Apply Visual Formatting Carefully
Once you’ve written your first draft, look for opportunities to use visual formatting styles like colorful, highlighted, italicized, bolded, all-caps, or underlined text. Rogers and Lasky-Fink explain that formatting creates visual contrast that helps you guide the reader’s attention to key points. For example, if you bold the main takeaway of your message, it’ll stand out to readers as important—so they’ll be more likely to focus on it and retain that information.
(Shortform note: Why does visual contrast help you guide the reader’s attention to key points? In Peak Mind, Amishi Jha explains that our brains evolved to pick up on changes in our environments like sudden movements, noises, and color shifts. This equipped our ancestors to notice threats and opportunities that impacted their survival. Reading doesn’t usually involve life-or-death stakes, but the same baked-in attention mechanisms still apply. When a reader sees bold or colored text, their brain flags it as a change worth noticing, which makes them more likely to focus on and remember it.)
However, the authors explain that formatting is somewhat ambiguous; readers don’t always interpret formatting choices in the ways we intend. Further, if readers are confused about what your formatting choices mean, they might overlook or misunderstand the intended emphasis. The authors provide three tips to guide your decisions about formatting:
- Use highlighting, underlining, and bolding to draw attention to important points. Readers almost universally interpret these types of formatting as a sign of emphasis, so they’ll understand that you’re trying to drive home your point.
- It’s best to avoid writing in all caps. All-caps text is harder for the brain to process, and some readers understand it to indicate hostility instead of emphasis.
- Use formatting sparingly. Too much formatting confuses readers by making the text harder to read. It also makes it more difficult for readers to determine which parts of the text you want them to pay attention to.
Formatting for Accessibility
Another thing to consider as you make formatting choices is how they affect accessibility. Not all readers perceive formatting the same way—especially those using screen readers, people with visual impairments, or those with cognitive processing differences. For example, screen readers (software tools that read text aloud for people who are blind or have low vision) don’t typically tell users when text is bold or italicized. Therefore, relying on these formatting choices to convey emphasis could exclude part of your audience.
Here are four formatting tips from experts on accessibility:
1. Avoid all caps, underline, strikethrough, superscript, and subscript. These formatting choices are more difficult to read and hard for screen readers to render. Underlined words can cause confusion, as they’re easily mistaken for hyperlinks.
2. Use accessible fonts. Some fonts are easier to read than others, including Arial, Calibri, Helvetica, and Times New Roman. Some experts also recommend Comic Sans, as it’s easier for dyslexic readers to distinguish between letters in this font.
3. Be careful about using color. Some readers may have color vision deficiencies or use devices that don’t render color accurately. For example, if you highlight key points in yellow without an accompanying text cue, colorblind users may miss your emphasis.

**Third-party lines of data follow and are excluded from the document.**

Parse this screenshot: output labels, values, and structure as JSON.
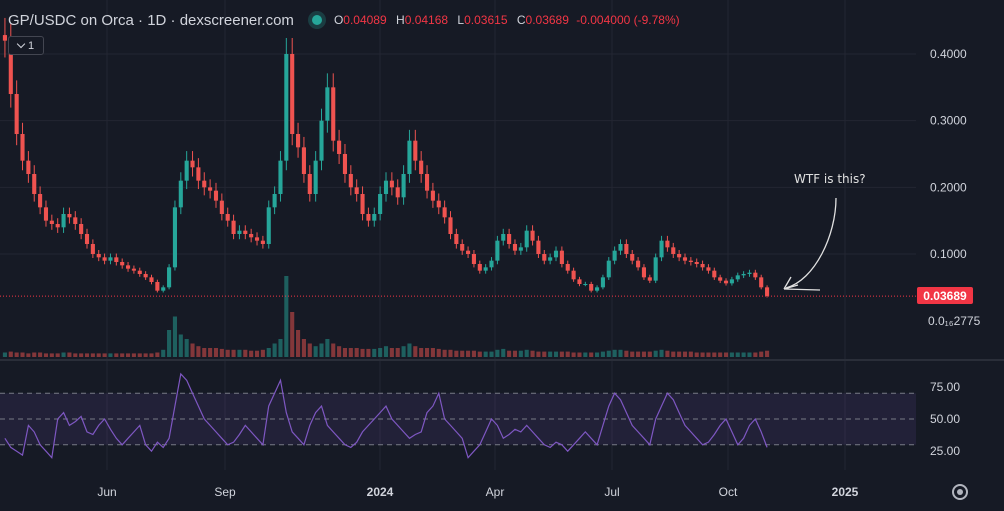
{
  "header": {
    "title": "GP/USDC on Orca · 1D · dexscreener.com",
    "ohlc": {
      "o_label": "O",
      "o": "0.04089",
      "h_label": "H",
      "h": "0.04168",
      "l_label": "L",
      "l": "0.03615",
      "c_label": "C",
      "c": "0.03689",
      "change": "-0.004000 (-9.78%)"
    }
  },
  "indicator_toggle": {
    "label": "1"
  },
  "annotation": {
    "text": "WTF is this?"
  },
  "colors": {
    "up": "#26a69a",
    "down": "#ef5350",
    "rsi": "#7e57c2",
    "price_tag": "#f23645",
    "background": "#161a25",
    "grid": "#232632"
  },
  "chart_data": [
    {
      "type": "candlestick",
      "title": "",
      "x_ticks": [
        "Jun",
        "Sep",
        "2024",
        "Apr",
        "Jul",
        "Oct",
        "2025"
      ],
      "y_ticks": [
        "0.4000",
        "0.3000",
        "0.2000",
        "0.1000"
      ],
      "ylim": [
        -0.085,
        0.47
      ],
      "current_price": "0.03689",
      "min_price_label": "0.0₁₆2775",
      "series": [
        {
          "values": [
            0.42,
            0.34,
            0.28,
            0.24,
            0.22,
            0.19,
            0.17,
            0.15,
            0.145,
            0.14,
            0.16,
            0.155,
            0.145,
            0.13,
            0.115,
            0.1,
            0.095,
            0.09,
            0.095,
            0.088,
            0.083,
            0.078,
            0.075,
            0.07,
            0.065,
            0.058,
            0.045,
            0.05,
            0.08,
            0.17,
            0.21,
            0.24,
            0.23,
            0.21,
            0.2,
            0.195,
            0.18,
            0.16,
            0.15,
            0.13,
            0.135,
            0.13,
            0.125,
            0.12,
            0.115,
            0.17,
            0.19,
            0.24,
            0.4,
            0.28,
            0.26,
            0.22,
            0.19,
            0.24,
            0.3,
            0.35,
            0.27,
            0.25,
            0.22,
            0.2,
            0.19,
            0.16,
            0.15,
            0.16,
            0.19,
            0.21,
            0.2,
            0.185,
            0.22,
            0.27,
            0.24,
            0.22,
            0.195,
            0.18,
            0.17,
            0.155,
            0.13,
            0.115,
            0.105,
            0.1,
            0.085,
            0.075,
            0.08,
            0.09,
            0.12,
            0.13,
            0.115,
            0.105,
            0.11,
            0.135,
            0.12,
            0.1,
            0.09,
            0.095,
            0.105,
            0.085,
            0.075,
            0.062,
            0.055,
            0.055,
            0.045,
            0.05,
            0.065,
            0.09,
            0.105,
            0.115,
            0.1,
            0.09,
            0.08,
            0.065,
            0.06,
            0.095,
            0.12,
            0.11,
            0.1,
            0.095,
            0.09,
            0.088,
            0.085,
            0.08,
            0.075,
            0.065,
            0.06,
            0.056,
            0.062,
            0.068,
            0.07,
            0.072,
            0.065,
            0.05,
            0.037
          ]
        }
      ],
      "volume_label": "",
      "volume": [
        0.05,
        0.06,
        0.05,
        0.05,
        0.04,
        0.05,
        0.05,
        0.04,
        0.04,
        0.04,
        0.05,
        0.05,
        0.04,
        0.04,
        0.04,
        0.04,
        0.04,
        0.04,
        0.04,
        0.04,
        0.04,
        0.04,
        0.04,
        0.04,
        0.04,
        0.04,
        0.05,
        0.08,
        0.3,
        0.45,
        0.25,
        0.2,
        0.15,
        0.12,
        0.1,
        0.1,
        0.1,
        0.09,
        0.08,
        0.08,
        0.08,
        0.08,
        0.07,
        0.07,
        0.08,
        0.1,
        0.15,
        0.2,
        0.9,
        0.5,
        0.3,
        0.2,
        0.15,
        0.12,
        0.15,
        0.2,
        0.15,
        0.12,
        0.1,
        0.1,
        0.1,
        0.09,
        0.09,
        0.09,
        0.1,
        0.12,
        0.1,
        0.1,
        0.12,
        0.15,
        0.12,
        0.1,
        0.1,
        0.1,
        0.09,
        0.08,
        0.08,
        0.07,
        0.07,
        0.07,
        0.07,
        0.06,
        0.06,
        0.06,
        0.08,
        0.09,
        0.07,
        0.07,
        0.07,
        0.08,
        0.07,
        0.06,
        0.06,
        0.06,
        0.06,
        0.06,
        0.06,
        0.05,
        0.05,
        0.05,
        0.05,
        0.05,
        0.06,
        0.07,
        0.08,
        0.08,
        0.07,
        0.06,
        0.06,
        0.06,
        0.06,
        0.07,
        0.08,
        0.07,
        0.06,
        0.06,
        0.06,
        0.06,
        0.05,
        0.05,
        0.05,
        0.05,
        0.05,
        0.05,
        0.05,
        0.05,
        0.05,
        0.05,
        0.05,
        0.06,
        0.07
      ]
    },
    {
      "type": "line",
      "title": "",
      "y_ticks": [
        "75.00",
        "50.00",
        "25.00"
      ],
      "bands": [
        30,
        50,
        70
      ],
      "ylim": [
        12,
        88
      ],
      "series": [
        {
          "values": [
            35,
            28,
            25,
            22,
            45,
            40,
            30,
            25,
            20,
            50,
            55,
            45,
            48,
            52,
            40,
            38,
            45,
            50,
            42,
            35,
            30,
            35,
            40,
            45,
            30,
            25,
            32,
            28,
            35,
            60,
            85,
            80,
            70,
            60,
            50,
            45,
            40,
            35,
            30,
            32,
            38,
            45,
            40,
            35,
            30,
            60,
            70,
            80,
            55,
            40,
            35,
            30,
            45,
            55,
            60,
            45,
            40,
            35,
            30,
            28,
            32,
            40,
            45,
            50,
            55,
            60,
            50,
            45,
            40,
            35,
            38,
            40,
            55,
            60,
            70,
            50,
            45,
            40,
            35,
            20,
            25,
            30,
            40,
            50,
            45,
            35,
            38,
            42,
            40,
            45,
            40,
            35,
            30,
            28,
            32,
            30,
            25,
            30,
            35,
            40,
            35,
            30,
            45,
            60,
            70,
            65,
            55,
            45,
            40,
            35,
            30,
            50,
            60,
            70,
            65,
            55,
            45,
            40,
            35,
            30,
            32,
            38,
            45,
            50,
            40,
            30,
            35,
            45,
            50,
            40,
            28
          ]
        }
      ]
    }
  ]
}
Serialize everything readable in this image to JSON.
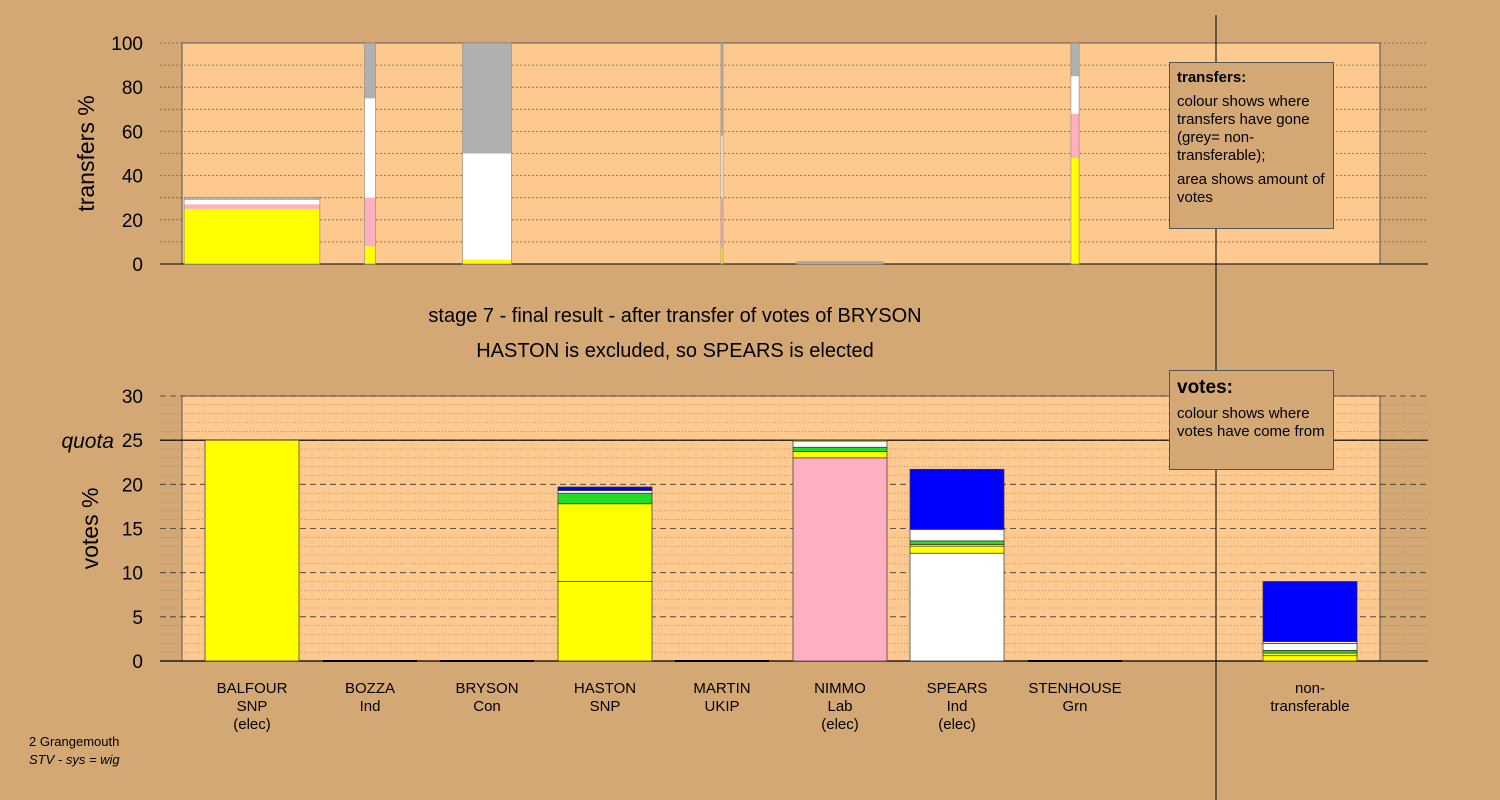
{
  "caption": {
    "line1": "stage 7 - final result - after transfer of votes of BRYSON",
    "line2": "HASTON is excluded, so SPEARS is elected"
  },
  "footer": {
    "ward": "2 Grangemouth",
    "system": "STV - sys = wig"
  },
  "legend_transfers": {
    "title": "transfers:",
    "line1": "colour shows where transfers have gone (grey= non-transferable);",
    "line2": "area shows amount of votes"
  },
  "legend_votes": {
    "title": "votes:",
    "line1": "colour shows where votes have come from"
  },
  "colors": {
    "background": "#d4a875",
    "plot": "#fec98e",
    "SNP": "#ffff00",
    "Ind": "#ffffff",
    "Con": "#0000ff",
    "Lab": "#ffb0c0",
    "Grn": "#22dd22",
    "UKIP": "#7700aa",
    "nontransferable": "#b0b0b0"
  },
  "chart_data": [
    {
      "type": "bar",
      "id": "transfers",
      "ylabel": "transfers %",
      "ylim": [
        0,
        100
      ],
      "yticks": [
        0,
        20,
        40,
        60,
        80,
        100
      ],
      "grid": true,
      "bars": [
        {
          "candidate": "BALFOUR",
          "width_share": 0.25,
          "segments": [
            {
              "color": "SNP",
              "value": 25
            },
            {
              "color": "Lab",
              "value": 2
            },
            {
              "color": "Ind",
              "value": 2
            },
            {
              "color": "nontransferable",
              "value": 1
            }
          ]
        },
        {
          "candidate": "BOZZA",
          "width_share": 0.02,
          "segments": [
            {
              "color": "SNP",
              "value": 8
            },
            {
              "color": "Lab",
              "value": 22
            },
            {
              "color": "Ind",
              "value": 45
            },
            {
              "color": "nontransferable",
              "value": 25
            }
          ]
        },
        {
          "candidate": "BRYSON",
          "width_share": 0.09,
          "segments": [
            {
              "color": "SNP",
              "value": 2
            },
            {
              "color": "Ind",
              "value": 48
            },
            {
              "color": "nontransferable",
              "value": 50
            }
          ]
        },
        {
          "candidate": "MARTIN",
          "width_share": 0.003,
          "segments": [
            {
              "color": "SNP",
              "value": 7
            },
            {
              "color": "Lab",
              "value": 23
            },
            {
              "color": "Ind",
              "value": 28
            },
            {
              "color": "nontransferable",
              "value": 42
            }
          ]
        },
        {
          "candidate": "NIMMO",
          "width_share": 0.16,
          "segments": [
            {
              "color": "nontransferable",
              "value": 1
            }
          ]
        },
        {
          "candidate": "STENHOUSE",
          "width_share": 0.015,
          "segments": [
            {
              "color": "SNP",
              "value": 48
            },
            {
              "color": "Lab",
              "value": 20
            },
            {
              "color": "Ind",
              "value": 17
            },
            {
              "color": "nontransferable",
              "value": 15
            }
          ]
        }
      ]
    },
    {
      "type": "bar",
      "id": "votes",
      "ylabel": "votes %",
      "ylim": [
        0,
        30
      ],
      "yticks": [
        0,
        5,
        10,
        15,
        20,
        25,
        30
      ],
      "quota": 25,
      "quota_label": "quota",
      "grid": true,
      "bars": [
        {
          "candidate": "BALFOUR",
          "party": "SNP",
          "status": "(elec)",
          "segments": [
            {
              "color": "SNP",
              "value": 25
            }
          ]
        },
        {
          "candidate": "BOZZA",
          "party": "Ind",
          "status": "",
          "segments": []
        },
        {
          "candidate": "BRYSON",
          "party": "Con",
          "status": "",
          "segments": []
        },
        {
          "candidate": "HASTON",
          "party": "SNP",
          "status": "",
          "segments": [
            {
              "color": "SNP",
              "value": 9.0
            },
            {
              "color": "SNP",
              "value": 8.8
            },
            {
              "color": "Grn",
              "value": 1.2
            },
            {
              "color": "Ind",
              "value": 0.3
            },
            {
              "color": "Con",
              "value": 0.4
            }
          ]
        },
        {
          "candidate": "MARTIN",
          "party": "UKIP",
          "status": "",
          "segments": []
        },
        {
          "candidate": "NIMMO",
          "party": "Lab",
          "status": "(elec)",
          "segments": [
            {
              "color": "Lab",
              "value": 23.0
            },
            {
              "color": "SNP",
              "value": 0.7
            },
            {
              "color": "Grn",
              "value": 0.5
            },
            {
              "color": "Ind",
              "value": 0.7
            },
            {
              "color": "SNP",
              "value": 0.1
            }
          ]
        },
        {
          "candidate": "SPEARS",
          "party": "Ind",
          "status": "(elec)",
          "segments": [
            {
              "color": "Ind",
              "value": 12.2
            },
            {
              "color": "SNP",
              "value": 0.8
            },
            {
              "color": "SNP",
              "value": 0.2
            },
            {
              "color": "Grn",
              "value": 0.4
            },
            {
              "color": "Ind",
              "value": 1.3
            },
            {
              "color": "Con",
              "value": 6.8
            }
          ]
        },
        {
          "candidate": "STENHOUSE",
          "party": "Grn",
          "status": "",
          "segments": []
        },
        {
          "candidate": "non-\ntransferable",
          "party": "",
          "status": "",
          "segments": [
            {
              "color": "SNP",
              "value": 0.6
            },
            {
              "color": "SNP",
              "value": 0.3
            },
            {
              "color": "Grn",
              "value": 0.3
            },
            {
              "color": "Ind",
              "value": 0.8
            },
            {
              "color": "Ind",
              "value": 0.2
            },
            {
              "color": "Con",
              "value": 6.8
            }
          ]
        }
      ]
    }
  ]
}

If you choose to use color, maximize visual contrast—for example, pair black text with a white background, and avoid pale colors that are hard to distinguish.
4. Don’t rely on formatting to make your point. Readers should be able to understand your key message even if all formatting is stripped away—for example, when using plain-text email or when a screen reader ignores visual emphasis. Reinforce your most important ideas through clear writing, informative headings, and direct statements rather than relying on color, bolding, or italics alone to convey meaning.